Reviewed September 2016
Author: Rehabilitation Institute of Chicago - Nursing Practice Council
Listed below are common bowel problems, symptoms and management techniques.

Constipation – the inability to have a bowel movement for three or more days.
• hard stools
• inability to have a bowel movement in many days
• feeling bloated in the stomach area

• Insufficient fluid intake (less than one liter per day)
• Inactivity
• Poor diet – low in fiber–containing foods such as fruit, vegetables and whole grains
• Side effects of medicines – especially iron, codeine and pain medication
• Repeatedly ignoring urge to move bowels.

• Drink at least six to eight glasses of fluid each day.
• Eat a diet high in fiber.
• Ask the doctor about using a stool softener or laxative.
• If constipation persists, ask your doctor about using suppositories or an enema.
• Any person with a spinal cord injury who experiences the above symptoms along with abdominal pain that does not go away after removal of the stool should contact their physician immediately. This may be a sign of autonomic dysreflexia, a serious condition of over activity of the nervous system. Autonomic dysreflexia can happen to people who have injuries at or above T6.

Impaction – hard stool plugging the rectum
• Hard stools
• Bloated feeling in the stomach
• Leaking of loose or liquid stool

• Insufficient fluid intake
• Inactivity
• Poor diet
• Side effect of medications
• Chronic constipation

Many people who experience impactions are able to remove the stool by hand. Check with your physician or health care provider to find out if this is appropriate.
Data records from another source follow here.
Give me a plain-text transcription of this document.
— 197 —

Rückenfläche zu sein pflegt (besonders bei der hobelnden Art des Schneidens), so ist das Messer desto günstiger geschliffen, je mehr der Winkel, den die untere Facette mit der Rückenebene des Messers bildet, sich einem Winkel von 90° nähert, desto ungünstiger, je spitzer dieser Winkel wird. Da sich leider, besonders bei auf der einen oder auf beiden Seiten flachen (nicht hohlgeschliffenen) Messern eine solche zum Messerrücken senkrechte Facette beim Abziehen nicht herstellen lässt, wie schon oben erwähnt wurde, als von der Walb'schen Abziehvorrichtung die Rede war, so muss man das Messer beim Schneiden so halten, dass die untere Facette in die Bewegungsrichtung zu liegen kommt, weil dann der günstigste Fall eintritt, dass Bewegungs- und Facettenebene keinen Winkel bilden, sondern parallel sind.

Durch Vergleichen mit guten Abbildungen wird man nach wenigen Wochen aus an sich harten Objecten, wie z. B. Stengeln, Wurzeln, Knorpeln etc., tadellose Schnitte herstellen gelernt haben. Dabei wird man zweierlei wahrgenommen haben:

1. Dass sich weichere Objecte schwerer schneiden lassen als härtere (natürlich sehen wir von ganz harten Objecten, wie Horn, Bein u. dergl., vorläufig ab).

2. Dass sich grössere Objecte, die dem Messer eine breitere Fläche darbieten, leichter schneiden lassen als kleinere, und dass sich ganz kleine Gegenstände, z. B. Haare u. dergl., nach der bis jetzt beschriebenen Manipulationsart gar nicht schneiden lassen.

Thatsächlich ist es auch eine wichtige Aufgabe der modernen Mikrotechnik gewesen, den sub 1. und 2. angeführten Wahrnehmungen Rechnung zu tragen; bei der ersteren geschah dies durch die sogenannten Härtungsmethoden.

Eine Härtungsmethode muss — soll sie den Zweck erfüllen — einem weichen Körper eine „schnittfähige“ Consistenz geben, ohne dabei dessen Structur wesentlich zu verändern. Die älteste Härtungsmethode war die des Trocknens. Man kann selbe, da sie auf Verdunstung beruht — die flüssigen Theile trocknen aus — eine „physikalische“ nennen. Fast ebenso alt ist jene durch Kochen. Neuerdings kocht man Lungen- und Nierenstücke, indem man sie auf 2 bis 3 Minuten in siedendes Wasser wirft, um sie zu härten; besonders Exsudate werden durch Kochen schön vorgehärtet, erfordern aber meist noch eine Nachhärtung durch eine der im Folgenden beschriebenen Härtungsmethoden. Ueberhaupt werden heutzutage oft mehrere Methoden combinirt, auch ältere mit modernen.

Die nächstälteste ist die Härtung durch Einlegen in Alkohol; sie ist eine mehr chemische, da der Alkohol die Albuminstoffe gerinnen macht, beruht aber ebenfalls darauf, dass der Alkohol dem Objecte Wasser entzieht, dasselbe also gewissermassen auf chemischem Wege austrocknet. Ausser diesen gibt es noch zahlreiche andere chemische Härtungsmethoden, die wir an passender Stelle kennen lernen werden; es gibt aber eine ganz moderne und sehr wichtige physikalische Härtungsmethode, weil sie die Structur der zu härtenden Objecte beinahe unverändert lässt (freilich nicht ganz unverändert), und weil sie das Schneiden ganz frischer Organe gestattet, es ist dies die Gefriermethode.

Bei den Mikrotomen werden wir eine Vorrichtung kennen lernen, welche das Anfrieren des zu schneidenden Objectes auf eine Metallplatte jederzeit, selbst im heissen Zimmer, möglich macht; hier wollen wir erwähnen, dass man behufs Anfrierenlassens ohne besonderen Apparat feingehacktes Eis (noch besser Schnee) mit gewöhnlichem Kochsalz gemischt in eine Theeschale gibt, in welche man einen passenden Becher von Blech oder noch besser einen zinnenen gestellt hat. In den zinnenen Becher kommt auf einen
Diarrhea – loose or liquid stool, usually three or more times a day.
• Large amounts of loose or watery stool

• Illness, such as a cold or flu
• Poor diet, including too much spicy or greasy food
• Excessive use of laxatives or stool softeners

• Do a rectal check looking for impaction.
• Check with your health care provider regarding the use of specific fiber supplements.
• Stop all laxatives and stool softeners.
• Drink plenty of fluids.

Hemorrhoids – swelling or bleeding of tissue around the rectum
• Red, bulging areas inside or outside the rectum
• Pain or rectal bleeding after a bowel movement

• Long history of hard stools or constipation
• Removal of stool by hand

• Use medications ordered by doctor such as Anusol or Preparation H.
• If stool is hard, follow guidelines for constipation (above).
• Drink plenty of liquids.

Incontinence – problems controlling bowel movements
• Inability to start or stop bowel movements
• Lack of awareness of bowel movements

• Decreased mobility
• Inability to communicate the need to use the toilet
• Side effects of medication
• Uncontrolled diarrhea

• Assess bowel habits to find a pattern. Some people have bowel movements every day; others have bowel movements every two or three days. Try to anticipate when a bowel movement might occur and sit on the toilet at that time.
• Sit on the toilet after eating for 30 minutes up to an hour.
• Avoid using a bed pan as much as possible; use the toilet or a commode.
• Check with your health care provider about using suppositories to regulate bowel movements.